September 11, 2006 – HelioVolt Corp. and the National Renewable Energy Laboratory (NREL) are extending a cooperative R&D agreement to include development of nonvacuum nanomaterial-based deposition processes optimized for the company’s “FASST” manufacturing technology for thin-film CIGS (copper-indium-gallium-selenide) photovoltaics.

Conventional thin-film production relies on vacuum deposition to coat the material onto substrate, but such process can be capital-intensive, and difficult for depositing CIGS films, especially on large areas. Nonvacuum or atmospheric deposition processes, such as its FASST process, offer simpler manufacturing processes and lower costs, the company said.

CIGS spontaneously arranges itself at the nanoscale to create a percolation network that drastically reduces losses, making the material the most efficient and reliable thin-film for photovoltaics.
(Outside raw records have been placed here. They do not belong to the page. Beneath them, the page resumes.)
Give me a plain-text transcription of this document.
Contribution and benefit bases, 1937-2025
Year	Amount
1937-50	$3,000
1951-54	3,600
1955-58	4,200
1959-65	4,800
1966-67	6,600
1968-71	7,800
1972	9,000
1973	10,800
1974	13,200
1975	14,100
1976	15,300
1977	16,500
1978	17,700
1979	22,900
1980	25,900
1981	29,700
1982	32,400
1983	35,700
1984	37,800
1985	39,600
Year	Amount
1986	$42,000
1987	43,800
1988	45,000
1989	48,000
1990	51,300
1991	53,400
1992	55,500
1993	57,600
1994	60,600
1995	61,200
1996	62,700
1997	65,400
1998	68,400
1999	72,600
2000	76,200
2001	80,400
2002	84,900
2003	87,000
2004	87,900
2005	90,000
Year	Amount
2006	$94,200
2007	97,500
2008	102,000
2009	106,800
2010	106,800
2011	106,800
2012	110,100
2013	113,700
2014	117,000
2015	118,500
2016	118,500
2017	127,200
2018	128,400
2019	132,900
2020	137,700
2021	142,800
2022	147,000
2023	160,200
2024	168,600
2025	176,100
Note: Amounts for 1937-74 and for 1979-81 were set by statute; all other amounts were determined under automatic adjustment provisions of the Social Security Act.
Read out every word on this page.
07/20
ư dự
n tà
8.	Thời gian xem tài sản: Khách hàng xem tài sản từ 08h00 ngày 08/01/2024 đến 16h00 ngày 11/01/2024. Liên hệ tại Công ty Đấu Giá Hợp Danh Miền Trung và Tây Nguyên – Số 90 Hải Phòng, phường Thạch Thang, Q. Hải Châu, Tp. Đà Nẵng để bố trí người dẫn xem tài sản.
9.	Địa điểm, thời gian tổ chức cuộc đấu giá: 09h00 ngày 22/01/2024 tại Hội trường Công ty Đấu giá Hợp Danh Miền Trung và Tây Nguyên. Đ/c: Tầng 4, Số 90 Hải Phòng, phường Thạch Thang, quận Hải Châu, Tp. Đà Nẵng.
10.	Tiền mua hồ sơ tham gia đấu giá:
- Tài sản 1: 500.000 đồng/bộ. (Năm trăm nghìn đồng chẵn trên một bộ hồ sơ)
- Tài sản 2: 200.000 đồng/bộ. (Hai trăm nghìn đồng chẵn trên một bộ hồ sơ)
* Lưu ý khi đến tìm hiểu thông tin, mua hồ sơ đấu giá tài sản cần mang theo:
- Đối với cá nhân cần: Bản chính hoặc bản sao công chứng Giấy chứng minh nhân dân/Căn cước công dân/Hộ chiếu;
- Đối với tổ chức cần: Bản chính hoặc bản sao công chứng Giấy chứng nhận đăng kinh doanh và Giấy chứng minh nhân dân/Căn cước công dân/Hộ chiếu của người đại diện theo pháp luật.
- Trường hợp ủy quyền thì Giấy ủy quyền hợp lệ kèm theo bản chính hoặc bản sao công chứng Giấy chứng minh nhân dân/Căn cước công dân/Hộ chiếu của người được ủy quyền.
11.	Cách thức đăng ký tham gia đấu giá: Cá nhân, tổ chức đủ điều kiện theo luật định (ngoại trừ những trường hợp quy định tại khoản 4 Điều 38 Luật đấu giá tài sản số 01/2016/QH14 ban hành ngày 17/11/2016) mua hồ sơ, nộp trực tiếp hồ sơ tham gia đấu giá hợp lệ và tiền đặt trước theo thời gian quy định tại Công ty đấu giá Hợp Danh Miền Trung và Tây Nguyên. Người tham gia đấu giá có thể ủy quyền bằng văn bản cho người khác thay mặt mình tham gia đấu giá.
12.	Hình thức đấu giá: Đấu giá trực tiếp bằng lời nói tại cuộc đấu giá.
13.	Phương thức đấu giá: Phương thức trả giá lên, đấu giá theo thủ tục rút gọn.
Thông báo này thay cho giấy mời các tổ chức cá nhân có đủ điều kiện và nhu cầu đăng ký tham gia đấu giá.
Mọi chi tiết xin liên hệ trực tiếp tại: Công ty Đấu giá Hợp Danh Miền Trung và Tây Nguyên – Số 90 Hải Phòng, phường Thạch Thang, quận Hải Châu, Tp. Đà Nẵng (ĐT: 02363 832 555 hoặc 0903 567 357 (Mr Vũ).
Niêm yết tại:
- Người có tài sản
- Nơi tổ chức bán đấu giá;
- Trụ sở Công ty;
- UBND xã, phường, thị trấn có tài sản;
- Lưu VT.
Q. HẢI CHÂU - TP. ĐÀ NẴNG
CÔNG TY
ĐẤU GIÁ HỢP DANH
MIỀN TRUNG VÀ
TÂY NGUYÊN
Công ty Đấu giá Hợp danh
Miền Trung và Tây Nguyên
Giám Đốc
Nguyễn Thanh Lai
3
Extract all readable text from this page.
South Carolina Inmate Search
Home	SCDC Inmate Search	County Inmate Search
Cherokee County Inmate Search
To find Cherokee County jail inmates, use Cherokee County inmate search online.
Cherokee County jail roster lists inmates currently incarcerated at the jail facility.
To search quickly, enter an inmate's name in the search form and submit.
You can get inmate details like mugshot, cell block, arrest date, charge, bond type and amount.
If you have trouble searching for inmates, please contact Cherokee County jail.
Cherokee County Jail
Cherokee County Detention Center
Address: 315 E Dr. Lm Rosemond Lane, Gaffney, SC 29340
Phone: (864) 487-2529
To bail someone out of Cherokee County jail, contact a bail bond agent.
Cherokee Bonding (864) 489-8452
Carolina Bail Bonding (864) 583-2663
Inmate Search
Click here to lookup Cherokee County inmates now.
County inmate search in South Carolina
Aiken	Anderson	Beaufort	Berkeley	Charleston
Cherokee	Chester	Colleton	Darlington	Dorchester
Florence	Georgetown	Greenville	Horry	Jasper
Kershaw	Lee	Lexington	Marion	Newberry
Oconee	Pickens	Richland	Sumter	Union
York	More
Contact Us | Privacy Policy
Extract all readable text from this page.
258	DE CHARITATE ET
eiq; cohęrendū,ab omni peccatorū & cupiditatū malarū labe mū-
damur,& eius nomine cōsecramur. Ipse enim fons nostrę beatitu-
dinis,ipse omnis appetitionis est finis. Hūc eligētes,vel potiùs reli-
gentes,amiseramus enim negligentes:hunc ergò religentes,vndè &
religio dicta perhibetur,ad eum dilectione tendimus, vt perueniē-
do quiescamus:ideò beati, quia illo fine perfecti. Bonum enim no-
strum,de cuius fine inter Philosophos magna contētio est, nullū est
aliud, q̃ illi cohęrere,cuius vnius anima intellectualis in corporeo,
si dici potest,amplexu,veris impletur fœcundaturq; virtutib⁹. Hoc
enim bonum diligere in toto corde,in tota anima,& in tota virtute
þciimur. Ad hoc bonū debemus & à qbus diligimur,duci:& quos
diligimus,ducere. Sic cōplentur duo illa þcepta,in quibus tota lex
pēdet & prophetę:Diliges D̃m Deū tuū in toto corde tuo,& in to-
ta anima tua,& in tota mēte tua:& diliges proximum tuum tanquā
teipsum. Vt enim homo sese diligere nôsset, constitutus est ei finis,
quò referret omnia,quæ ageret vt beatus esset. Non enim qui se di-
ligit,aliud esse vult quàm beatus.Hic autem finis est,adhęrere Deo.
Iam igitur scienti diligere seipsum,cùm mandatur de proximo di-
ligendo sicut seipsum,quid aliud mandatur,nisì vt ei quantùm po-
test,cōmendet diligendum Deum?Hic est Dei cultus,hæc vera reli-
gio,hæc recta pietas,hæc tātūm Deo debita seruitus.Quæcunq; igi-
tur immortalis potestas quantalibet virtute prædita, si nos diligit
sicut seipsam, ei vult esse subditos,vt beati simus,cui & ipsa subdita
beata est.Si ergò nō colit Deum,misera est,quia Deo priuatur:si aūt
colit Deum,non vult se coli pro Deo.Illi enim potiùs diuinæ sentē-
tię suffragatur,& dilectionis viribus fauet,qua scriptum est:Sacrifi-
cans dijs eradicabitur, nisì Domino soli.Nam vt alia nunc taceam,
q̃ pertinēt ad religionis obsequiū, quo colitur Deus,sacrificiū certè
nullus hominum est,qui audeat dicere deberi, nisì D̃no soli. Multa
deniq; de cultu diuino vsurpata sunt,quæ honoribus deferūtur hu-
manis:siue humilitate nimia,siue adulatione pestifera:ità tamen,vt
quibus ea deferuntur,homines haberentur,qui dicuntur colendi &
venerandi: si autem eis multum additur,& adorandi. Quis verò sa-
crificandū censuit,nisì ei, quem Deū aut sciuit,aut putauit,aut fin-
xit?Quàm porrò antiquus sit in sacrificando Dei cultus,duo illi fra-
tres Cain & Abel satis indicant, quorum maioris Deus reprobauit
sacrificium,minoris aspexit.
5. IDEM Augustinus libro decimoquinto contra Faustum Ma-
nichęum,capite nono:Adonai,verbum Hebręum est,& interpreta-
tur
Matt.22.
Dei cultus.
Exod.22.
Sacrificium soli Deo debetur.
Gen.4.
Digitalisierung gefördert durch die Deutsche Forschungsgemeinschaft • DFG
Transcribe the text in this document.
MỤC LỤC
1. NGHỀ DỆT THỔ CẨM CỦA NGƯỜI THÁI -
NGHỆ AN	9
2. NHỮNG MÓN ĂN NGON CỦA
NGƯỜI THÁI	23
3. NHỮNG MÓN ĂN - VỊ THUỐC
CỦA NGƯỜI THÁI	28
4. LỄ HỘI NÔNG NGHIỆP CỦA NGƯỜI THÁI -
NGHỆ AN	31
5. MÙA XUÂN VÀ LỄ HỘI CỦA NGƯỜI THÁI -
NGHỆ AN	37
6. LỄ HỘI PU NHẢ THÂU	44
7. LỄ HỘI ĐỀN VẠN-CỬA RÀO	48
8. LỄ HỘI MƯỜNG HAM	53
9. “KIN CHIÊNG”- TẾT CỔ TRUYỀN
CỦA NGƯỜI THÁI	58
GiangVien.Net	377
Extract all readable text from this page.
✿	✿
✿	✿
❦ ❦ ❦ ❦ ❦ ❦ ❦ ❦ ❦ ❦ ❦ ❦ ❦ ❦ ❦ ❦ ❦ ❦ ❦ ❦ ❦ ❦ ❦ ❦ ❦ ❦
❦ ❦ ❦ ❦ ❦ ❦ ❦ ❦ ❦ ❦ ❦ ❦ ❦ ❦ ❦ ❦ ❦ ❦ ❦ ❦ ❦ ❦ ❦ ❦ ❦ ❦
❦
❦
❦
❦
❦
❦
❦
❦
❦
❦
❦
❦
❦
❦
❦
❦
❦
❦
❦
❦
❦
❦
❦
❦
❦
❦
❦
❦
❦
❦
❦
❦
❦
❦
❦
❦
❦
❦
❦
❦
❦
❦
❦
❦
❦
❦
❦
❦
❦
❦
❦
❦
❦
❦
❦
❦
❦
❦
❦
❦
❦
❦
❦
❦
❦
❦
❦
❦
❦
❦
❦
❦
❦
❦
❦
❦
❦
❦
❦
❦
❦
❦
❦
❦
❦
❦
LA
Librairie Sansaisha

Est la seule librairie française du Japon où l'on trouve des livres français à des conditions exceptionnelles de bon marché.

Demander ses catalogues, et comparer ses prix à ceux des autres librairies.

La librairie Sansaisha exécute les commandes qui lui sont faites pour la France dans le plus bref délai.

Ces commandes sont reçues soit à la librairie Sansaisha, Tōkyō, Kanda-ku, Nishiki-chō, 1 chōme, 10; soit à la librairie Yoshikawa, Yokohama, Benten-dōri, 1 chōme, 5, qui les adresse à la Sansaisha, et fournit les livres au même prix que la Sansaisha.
HelioVolt’s flexible FASST process utilizes this property to print photovoltaic material in both vacuum and atmospheric conditions directly onto traditional construction materials, including architectural glass, steel, roofing, and polymers, in 80%-98% less time than conventional processes.

Earlier this year, WaferNews spotlighted the Austin, TX-based startup’s efforts to develop its low-temperature SOI-type thin-film transfer process for making low-cost CIGS photovoltaic cells, starting with using conventional 150mm semiconductor production tools and glass wafers, and extending the process to much larger areas and less conventional substrates. The process involves depositing two separate precursor films on two separate substrates with e-beam evaporation or sputtering, then pressing the two films together and heating them with a rapid thermal process, similar to low-temperature anodic bonding. The chemical reaction generated under heat and pressure forms a crystalline CIGS thin film on the substrate. The upper superstrate can then be reused to emboss the next substrate.